- Born: 6 June 1989 (age 37) Middlesbrough, North Yorkshire, England
- Occupation: Actor;
- Years active: 2014–present

= Dean John-Wilson =

British actor (born 1989)

Dean John-Wilson (born 6 June 1989) is a British actor. During 2008, he went on Britain's Got Talent, where he was a semi-finalist. He subsequently played the title role in the original West End production of Disney's Aladdin at the Prince Edward Theatre and has continued to appear in musicals.

==Early life==
John-Wilson was born in Middlesbrough, North Yorkshire. He was brought up by his mother and is British-Cantonese. He used to pick his younger sister up from dance classes, and eventually decided to enroll in them as well. He studied tap, jazz, and gymnastics and did a BTEC in performing arts. Afterwards, he went to London's Mountview Academy of Theatre Arts.

==Career==
John-Wilson toured the UK with Sister Act and starred as Aquino in Here Lies Love at the National Theatre. He also has appeared in From Here To Eternity in the West End at the Shaftesbury Theatre. He starred in the title role in the original West End production of Disney's Aladdin at the Prince Edward Theatre. In 2016 John-Wilson starred in Miss Atomic Bomb opposite Catherine Tate at the St. James Theatre. The show received poor reviews, including a one star review from The Stage. In mid-2018, he played the role of Lun Tha in the West End revival of The King and I. In February 2020, he appeared in the ninth series of The Voice UK, and in March 2020, he portrayed the role of Mark Casey in an episode of the BBC soap opera Doctors.
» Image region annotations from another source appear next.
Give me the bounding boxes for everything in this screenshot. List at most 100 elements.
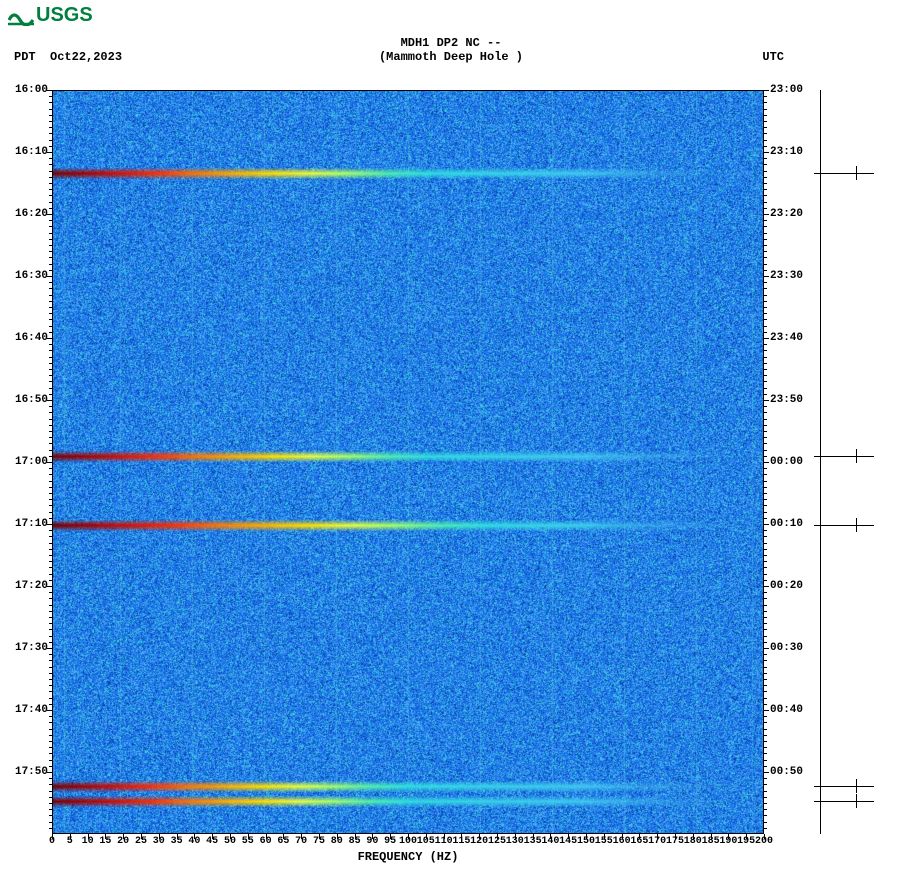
minor-tick-right [764, 295, 767, 296]
x-tick [283, 834, 284, 839]
x-tick [355, 834, 356, 839]
title-line1: MDH1 DP2 NC -- [0, 36, 902, 50]
minor-tick-left [49, 357, 52, 358]
minor-tick-right [764, 822, 767, 823]
minor-tick-right [764, 505, 767, 506]
x-tick [141, 834, 142, 839]
minor-tick-left [49, 822, 52, 823]
minor-tick-right [764, 363, 767, 364]
minor-tick-left [49, 654, 52, 655]
tick-left [47, 400, 52, 401]
minor-tick-right [764, 481, 767, 482]
minor-tick-left [49, 518, 52, 519]
minor-tick-left [49, 164, 52, 165]
minor-tick-right [764, 140, 767, 141]
x-tick [123, 834, 124, 839]
minor-tick-right [764, 518, 767, 519]
minor-tick-right [764, 388, 767, 389]
event-marker [814, 173, 874, 174]
minor-tick-left [49, 481, 52, 482]
x-tick [693, 834, 694, 839]
y-right-label: 00:10 [770, 518, 803, 530]
minor-tick-left [49, 536, 52, 537]
header-date: Oct22,2023 [50, 50, 122, 64]
tick-right [764, 524, 769, 525]
minor-tick-right [764, 282, 767, 283]
minor-tick-left [49, 580, 52, 581]
minor-tick-left [49, 549, 52, 550]
minor-tick-left [49, 605, 52, 606]
minor-tick-left [49, 171, 52, 172]
minor-tick-left [49, 611, 52, 612]
x-tick [444, 834, 445, 839]
minor-tick-right [764, 567, 767, 568]
minor-tick-left [49, 189, 52, 190]
minor-tick-right [764, 251, 767, 252]
minor-tick-left [49, 592, 52, 593]
tick-left [47, 710, 52, 711]
minor-tick-right [764, 109, 767, 110]
minor-tick-left [49, 264, 52, 265]
minor-tick-left [49, 344, 52, 345]
minor-tick-right [764, 264, 767, 265]
minor-tick-left [49, 487, 52, 488]
minor-tick-left [49, 660, 52, 661]
minor-tick-right [764, 102, 767, 103]
minor-tick-right [764, 716, 767, 717]
minor-tick-left [49, 202, 52, 203]
minor-tick-right [764, 512, 767, 513]
minor-tick-right [764, 239, 767, 240]
minor-tick-left [49, 301, 52, 302]
minor-tick-right [764, 350, 767, 351]
minor-tick-right [764, 487, 767, 488]
tick-right [764, 710, 769, 711]
minor-tick-right [764, 183, 767, 184]
y-left-label: 17:30 [8, 642, 48, 654]
minor-tick-right [764, 468, 767, 469]
y-right-label: 00:00 [770, 456, 803, 468]
minor-tick-right [764, 437, 767, 438]
minor-tick-left [49, 778, 52, 779]
x-tick [497, 834, 498, 839]
minor-tick-right [764, 208, 767, 209]
minor-tick-right [764, 450, 767, 451]
minor-tick-left [49, 313, 52, 314]
minor-tick-right [764, 747, 767, 748]
minor-tick-left [49, 102, 52, 103]
x-tick [159, 834, 160, 839]
minor-tick-right [764, 574, 767, 575]
x-tick [533, 834, 534, 839]
tick-left [47, 214, 52, 215]
x-tick [266, 834, 267, 839]
minor-tick-left [49, 803, 52, 804]
minor-tick-left [49, 679, 52, 680]
minor-tick-left [49, 437, 52, 438]
x-tick [675, 834, 676, 839]
minor-tick-right [764, 394, 767, 395]
x-tick [372, 834, 373, 839]
y-right-label: 23:40 [770, 332, 803, 344]
minor-tick-right [764, 245, 767, 246]
minor-tick-left [49, 809, 52, 810]
minor-tick-left [49, 350, 52, 351]
x-tick [88, 834, 89, 839]
minor-tick-right [764, 121, 767, 122]
minor-tick-left [49, 667, 52, 668]
minor-tick-left [49, 617, 52, 618]
minor-tick-right [764, 115, 767, 116]
header-right-tz: UTC [762, 50, 784, 64]
minor-tick-right [764, 146, 767, 147]
minor-tick-right [764, 536, 767, 537]
minor-tick-right [764, 636, 767, 637]
minor-tick-right [764, 654, 767, 655]
minor-tick-right [764, 549, 767, 550]
minor-tick-right [764, 828, 767, 829]
minor-tick-left [49, 574, 52, 575]
minor-tick-left [49, 195, 52, 196]
minor-tick-right [764, 555, 767, 556]
minor-tick-left [49, 270, 52, 271]
minor-tick-left [49, 251, 52, 252]
y-left-label: 17:20 [8, 580, 48, 592]
y-left-label: 16:30 [8, 270, 48, 282]
minor-tick-right [764, 667, 767, 668]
In 2023 John-Wilson starred as L in a staged concert production of Death Note: The Musical at the London Palladium.

=== Filmography ===

| Year | Title | Role | Notes |
|---|---|---|---|
| 2018 | The King and I | Lun Tha |  |
| 2019 | We Die Young | Mousey |  |
| 2020 | Doctors | Mark Casey | TV Series (1 episode) |
| 2024 | Masters of the Air | Lt. Clifford | TV Mini Series (4 episodes) |

==Personal life==
John-Wilson dated British actress and singer Cynthia Erivo from 2013 to 2017 . Wilson co-starred with Erivo in the stage musical Sister Act.